Form Instructions
Notice of Unavailability (Sample 6)
The Consolidated Omnibus Budget Reconciliation Act of 1985 is a federal law. COBRA
allows employees losing employer health plan coverage to continue receiving it through
the employer, but at their own expense, generally for up to 18 months.
As a reminder, HMSA is not the employer/plan administrator (plan administrators
are typically the employer) and therefore does not distribute COBRA notices required
to be furnished by employers/plan administrators. Upon request, however, we can
assist with monthly billings, dues collection, and tracking COBRA coverage periods.
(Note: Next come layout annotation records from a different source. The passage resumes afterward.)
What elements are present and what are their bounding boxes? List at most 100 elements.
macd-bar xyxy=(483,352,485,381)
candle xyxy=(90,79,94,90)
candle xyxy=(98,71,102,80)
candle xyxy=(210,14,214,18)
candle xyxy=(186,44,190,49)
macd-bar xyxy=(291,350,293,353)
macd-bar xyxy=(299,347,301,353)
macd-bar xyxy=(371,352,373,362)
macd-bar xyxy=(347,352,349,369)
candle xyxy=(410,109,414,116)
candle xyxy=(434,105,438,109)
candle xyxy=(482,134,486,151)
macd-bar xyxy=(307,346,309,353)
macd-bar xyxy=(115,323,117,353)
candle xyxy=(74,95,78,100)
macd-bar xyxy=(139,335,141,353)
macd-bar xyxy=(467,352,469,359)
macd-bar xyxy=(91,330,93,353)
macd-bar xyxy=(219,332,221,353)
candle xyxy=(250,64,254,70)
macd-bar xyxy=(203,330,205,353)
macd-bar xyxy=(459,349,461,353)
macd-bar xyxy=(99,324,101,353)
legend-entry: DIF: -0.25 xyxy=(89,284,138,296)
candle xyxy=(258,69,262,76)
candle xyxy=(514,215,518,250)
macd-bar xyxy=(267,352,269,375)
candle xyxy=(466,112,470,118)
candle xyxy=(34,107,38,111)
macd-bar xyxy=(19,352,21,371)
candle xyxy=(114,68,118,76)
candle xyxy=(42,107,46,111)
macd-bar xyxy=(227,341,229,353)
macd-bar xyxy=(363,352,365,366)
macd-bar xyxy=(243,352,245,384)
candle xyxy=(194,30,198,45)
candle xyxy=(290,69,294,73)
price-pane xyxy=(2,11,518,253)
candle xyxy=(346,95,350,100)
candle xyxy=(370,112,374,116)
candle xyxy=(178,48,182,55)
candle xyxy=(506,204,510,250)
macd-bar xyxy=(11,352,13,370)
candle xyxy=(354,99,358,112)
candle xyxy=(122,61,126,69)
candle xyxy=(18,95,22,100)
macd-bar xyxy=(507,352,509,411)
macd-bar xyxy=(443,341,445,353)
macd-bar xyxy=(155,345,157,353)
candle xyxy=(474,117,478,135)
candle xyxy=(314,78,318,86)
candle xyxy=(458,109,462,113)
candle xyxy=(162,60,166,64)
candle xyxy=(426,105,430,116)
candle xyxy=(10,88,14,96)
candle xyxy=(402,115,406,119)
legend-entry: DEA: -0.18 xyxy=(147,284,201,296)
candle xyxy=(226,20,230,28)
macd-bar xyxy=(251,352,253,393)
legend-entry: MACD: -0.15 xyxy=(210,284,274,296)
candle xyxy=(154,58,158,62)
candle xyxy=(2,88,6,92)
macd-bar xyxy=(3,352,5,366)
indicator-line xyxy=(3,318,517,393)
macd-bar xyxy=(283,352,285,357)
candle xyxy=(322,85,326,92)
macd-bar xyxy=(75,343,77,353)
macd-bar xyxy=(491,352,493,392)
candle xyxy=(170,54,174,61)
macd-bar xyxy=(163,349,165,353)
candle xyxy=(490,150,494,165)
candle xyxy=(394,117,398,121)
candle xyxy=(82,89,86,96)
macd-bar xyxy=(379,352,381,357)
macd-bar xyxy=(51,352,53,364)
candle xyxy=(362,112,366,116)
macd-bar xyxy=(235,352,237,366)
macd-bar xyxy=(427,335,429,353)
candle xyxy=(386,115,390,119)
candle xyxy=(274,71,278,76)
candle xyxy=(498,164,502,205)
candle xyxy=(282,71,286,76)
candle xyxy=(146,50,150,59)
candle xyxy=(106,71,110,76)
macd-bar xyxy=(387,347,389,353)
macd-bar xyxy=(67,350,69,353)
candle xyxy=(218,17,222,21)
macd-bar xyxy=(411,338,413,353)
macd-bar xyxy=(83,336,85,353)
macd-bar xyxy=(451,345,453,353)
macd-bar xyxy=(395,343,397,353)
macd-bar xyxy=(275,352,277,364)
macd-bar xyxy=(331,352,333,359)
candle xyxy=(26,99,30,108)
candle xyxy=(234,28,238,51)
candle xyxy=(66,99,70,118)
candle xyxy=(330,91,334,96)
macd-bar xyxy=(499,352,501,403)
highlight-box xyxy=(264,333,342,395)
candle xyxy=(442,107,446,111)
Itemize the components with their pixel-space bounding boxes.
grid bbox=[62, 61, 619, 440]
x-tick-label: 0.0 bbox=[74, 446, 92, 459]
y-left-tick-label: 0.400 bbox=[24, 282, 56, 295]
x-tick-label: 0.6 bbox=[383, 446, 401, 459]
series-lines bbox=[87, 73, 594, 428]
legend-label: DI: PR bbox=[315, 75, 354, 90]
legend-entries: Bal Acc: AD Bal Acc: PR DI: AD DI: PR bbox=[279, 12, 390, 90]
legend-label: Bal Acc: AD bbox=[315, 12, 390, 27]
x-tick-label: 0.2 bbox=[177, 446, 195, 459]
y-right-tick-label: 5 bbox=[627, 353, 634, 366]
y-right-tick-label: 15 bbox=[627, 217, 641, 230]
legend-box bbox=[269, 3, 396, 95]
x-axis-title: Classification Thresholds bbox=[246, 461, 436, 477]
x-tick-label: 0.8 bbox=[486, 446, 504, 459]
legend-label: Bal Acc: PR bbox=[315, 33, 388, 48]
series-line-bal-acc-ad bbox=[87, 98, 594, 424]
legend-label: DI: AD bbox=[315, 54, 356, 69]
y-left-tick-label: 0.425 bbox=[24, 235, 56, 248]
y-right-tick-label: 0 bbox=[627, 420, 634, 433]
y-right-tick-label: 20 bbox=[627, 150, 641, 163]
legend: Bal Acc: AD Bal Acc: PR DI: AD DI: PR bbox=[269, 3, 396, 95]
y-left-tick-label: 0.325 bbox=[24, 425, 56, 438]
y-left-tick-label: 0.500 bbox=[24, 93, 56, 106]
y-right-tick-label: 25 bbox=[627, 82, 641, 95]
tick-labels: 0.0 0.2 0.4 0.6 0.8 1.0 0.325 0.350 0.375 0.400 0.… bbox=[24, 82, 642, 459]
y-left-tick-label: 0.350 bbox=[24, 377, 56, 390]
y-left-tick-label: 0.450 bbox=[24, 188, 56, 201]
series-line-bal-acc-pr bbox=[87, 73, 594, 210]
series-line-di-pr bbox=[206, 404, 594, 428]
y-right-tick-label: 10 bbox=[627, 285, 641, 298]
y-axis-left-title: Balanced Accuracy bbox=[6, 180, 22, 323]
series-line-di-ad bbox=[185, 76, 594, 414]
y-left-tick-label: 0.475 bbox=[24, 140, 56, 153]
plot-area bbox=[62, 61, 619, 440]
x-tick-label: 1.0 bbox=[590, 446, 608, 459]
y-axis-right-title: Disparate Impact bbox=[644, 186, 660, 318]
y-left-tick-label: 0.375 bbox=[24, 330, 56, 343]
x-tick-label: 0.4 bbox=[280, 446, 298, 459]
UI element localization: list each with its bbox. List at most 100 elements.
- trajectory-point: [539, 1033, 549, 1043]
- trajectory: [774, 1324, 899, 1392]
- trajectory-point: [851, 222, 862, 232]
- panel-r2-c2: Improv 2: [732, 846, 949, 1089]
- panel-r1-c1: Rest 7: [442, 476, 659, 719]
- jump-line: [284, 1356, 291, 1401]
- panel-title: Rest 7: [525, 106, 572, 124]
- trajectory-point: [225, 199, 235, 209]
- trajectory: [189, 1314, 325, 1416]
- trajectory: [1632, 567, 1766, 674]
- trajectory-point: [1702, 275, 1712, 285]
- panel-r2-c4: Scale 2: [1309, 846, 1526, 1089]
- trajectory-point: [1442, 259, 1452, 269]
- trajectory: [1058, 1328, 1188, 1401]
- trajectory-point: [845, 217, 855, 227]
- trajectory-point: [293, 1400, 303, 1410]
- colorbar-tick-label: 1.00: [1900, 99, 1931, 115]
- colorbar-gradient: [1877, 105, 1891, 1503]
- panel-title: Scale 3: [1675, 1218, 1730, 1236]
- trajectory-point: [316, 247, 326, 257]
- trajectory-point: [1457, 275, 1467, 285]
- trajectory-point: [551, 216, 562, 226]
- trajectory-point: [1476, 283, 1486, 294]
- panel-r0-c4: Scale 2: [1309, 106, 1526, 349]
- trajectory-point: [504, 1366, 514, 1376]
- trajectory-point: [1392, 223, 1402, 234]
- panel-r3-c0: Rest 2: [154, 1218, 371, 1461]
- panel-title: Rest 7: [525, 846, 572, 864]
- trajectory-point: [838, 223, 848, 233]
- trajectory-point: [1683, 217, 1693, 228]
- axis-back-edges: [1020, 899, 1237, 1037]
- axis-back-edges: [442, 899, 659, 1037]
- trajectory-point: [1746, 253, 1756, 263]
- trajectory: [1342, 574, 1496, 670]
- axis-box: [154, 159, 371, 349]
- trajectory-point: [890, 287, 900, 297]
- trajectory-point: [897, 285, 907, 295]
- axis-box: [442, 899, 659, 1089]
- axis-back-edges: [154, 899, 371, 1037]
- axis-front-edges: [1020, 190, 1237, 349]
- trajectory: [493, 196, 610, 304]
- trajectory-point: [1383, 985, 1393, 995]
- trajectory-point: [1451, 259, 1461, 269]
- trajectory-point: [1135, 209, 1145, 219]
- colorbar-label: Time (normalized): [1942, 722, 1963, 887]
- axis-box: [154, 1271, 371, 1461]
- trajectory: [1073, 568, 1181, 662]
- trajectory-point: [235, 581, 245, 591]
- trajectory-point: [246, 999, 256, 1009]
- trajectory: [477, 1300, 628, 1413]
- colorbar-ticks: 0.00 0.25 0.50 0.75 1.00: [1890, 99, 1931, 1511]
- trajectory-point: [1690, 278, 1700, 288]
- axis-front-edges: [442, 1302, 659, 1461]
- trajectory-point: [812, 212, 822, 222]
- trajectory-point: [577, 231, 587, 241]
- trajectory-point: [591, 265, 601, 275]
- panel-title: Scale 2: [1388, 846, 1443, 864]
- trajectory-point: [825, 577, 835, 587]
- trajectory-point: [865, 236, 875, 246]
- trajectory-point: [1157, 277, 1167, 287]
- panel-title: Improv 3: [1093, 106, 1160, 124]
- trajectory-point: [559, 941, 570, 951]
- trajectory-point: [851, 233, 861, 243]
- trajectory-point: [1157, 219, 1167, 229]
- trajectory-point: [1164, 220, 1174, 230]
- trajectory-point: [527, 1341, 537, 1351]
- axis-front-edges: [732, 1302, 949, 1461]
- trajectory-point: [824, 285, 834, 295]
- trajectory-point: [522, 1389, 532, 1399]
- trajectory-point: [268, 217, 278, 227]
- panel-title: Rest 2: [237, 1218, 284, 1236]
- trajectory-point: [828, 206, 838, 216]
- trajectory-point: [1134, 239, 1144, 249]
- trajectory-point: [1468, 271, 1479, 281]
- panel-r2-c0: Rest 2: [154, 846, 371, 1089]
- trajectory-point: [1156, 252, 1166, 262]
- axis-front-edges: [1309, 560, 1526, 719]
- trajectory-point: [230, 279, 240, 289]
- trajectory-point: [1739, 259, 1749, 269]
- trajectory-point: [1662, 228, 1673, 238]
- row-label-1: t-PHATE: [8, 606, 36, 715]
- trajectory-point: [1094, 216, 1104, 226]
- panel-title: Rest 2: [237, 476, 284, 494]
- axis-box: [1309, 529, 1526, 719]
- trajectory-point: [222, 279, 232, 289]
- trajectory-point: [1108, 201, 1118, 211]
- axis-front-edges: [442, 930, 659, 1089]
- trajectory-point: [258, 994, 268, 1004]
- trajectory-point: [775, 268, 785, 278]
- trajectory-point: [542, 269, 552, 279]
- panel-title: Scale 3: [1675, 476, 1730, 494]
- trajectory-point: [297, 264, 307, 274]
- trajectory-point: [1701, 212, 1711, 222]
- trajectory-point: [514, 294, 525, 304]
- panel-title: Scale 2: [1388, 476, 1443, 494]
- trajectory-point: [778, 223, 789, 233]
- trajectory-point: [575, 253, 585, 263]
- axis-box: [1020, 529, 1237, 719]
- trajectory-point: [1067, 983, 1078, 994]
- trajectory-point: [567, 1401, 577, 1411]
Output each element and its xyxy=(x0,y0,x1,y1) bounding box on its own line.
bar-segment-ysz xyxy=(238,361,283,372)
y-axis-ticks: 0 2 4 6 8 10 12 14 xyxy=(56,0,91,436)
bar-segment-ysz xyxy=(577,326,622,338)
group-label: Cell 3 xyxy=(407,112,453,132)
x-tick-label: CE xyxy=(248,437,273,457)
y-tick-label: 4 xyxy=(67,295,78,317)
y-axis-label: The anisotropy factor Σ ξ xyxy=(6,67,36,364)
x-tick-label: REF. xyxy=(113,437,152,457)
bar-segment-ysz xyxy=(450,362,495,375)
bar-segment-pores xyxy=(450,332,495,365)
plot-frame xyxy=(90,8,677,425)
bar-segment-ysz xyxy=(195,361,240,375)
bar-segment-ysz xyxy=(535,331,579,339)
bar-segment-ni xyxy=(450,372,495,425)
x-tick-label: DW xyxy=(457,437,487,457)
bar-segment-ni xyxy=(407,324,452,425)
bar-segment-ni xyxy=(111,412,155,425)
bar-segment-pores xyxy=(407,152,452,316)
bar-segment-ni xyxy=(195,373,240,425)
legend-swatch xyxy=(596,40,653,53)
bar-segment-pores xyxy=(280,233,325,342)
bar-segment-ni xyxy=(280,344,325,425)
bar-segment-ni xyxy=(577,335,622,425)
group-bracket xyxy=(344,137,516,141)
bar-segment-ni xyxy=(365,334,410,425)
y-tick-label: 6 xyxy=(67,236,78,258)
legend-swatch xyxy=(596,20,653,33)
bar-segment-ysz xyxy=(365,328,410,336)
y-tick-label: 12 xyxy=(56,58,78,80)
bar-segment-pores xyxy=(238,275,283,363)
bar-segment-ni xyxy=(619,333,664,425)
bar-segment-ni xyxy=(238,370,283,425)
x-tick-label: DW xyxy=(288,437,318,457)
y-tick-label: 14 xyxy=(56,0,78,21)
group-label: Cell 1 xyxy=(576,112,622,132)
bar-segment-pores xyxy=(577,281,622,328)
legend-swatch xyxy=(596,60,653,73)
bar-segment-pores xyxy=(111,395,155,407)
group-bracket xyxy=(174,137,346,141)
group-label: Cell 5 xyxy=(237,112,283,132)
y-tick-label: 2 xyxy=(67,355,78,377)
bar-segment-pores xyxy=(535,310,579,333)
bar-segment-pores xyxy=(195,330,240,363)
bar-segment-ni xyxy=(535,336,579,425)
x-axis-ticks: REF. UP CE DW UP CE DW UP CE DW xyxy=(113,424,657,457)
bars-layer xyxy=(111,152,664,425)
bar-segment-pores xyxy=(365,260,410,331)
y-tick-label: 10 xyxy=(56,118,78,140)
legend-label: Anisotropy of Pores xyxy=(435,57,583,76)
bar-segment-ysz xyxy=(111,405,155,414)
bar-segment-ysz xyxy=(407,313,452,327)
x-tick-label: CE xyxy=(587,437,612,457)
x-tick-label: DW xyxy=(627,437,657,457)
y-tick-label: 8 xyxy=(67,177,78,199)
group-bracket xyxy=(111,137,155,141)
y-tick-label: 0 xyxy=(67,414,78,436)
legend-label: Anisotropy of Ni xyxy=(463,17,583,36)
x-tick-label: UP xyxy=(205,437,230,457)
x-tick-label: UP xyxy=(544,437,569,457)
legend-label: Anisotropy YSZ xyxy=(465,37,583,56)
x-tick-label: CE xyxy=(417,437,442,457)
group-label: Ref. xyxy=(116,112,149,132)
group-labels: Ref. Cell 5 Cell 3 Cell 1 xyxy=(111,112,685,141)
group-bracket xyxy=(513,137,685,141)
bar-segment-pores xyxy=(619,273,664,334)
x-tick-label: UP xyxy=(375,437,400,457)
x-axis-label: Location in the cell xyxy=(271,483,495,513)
In addition, please note that the form is for use by single-employer group health
plans.
Before using this sample form, you should review and revise it to ensure consistency
with your plan’s procedures.
The Department of Labor mandate:
If the employer/plan administrator determines that an individual is not eligible
for COBRA continuation coverage, or extended COBRA continuation coverage after the
occurrence of a second qualifying event, the employer/plan administrator must notify
the affected individual of this within 14 days after receiving the election notice.
Instructions for Notice of Unavailability of COBRA Continuation Coverage
- Enter the name and address of the employee, spouse or dependent.
- Enter the date notice was received from the employee, spouse or dependent.
- Enter the name of the group health plan.
- Enter the qualifying event or second qualifying event (e.g., divorce, legal separation,
cessation of dependent status, disability determination).
- Insert either "extended continuation coverage" (if request is for coverage
pursuant to a second qualifying event or disability determination) or "continuation
coverage" (if request is for an initial qualifying event).
- Enter the name of the individual and/or dependent(s).
- Enter the reason coverage is not available, including any plan provisions, facts
and/or COBRA provisions that form the basis of the decision.
- Enter either “extended continuation coverage” or "continuation coverage", consistent
with item 5 above.
- Enter the date COBRA coverage terminated or will terminate.
- Enter plan contact information as indicated.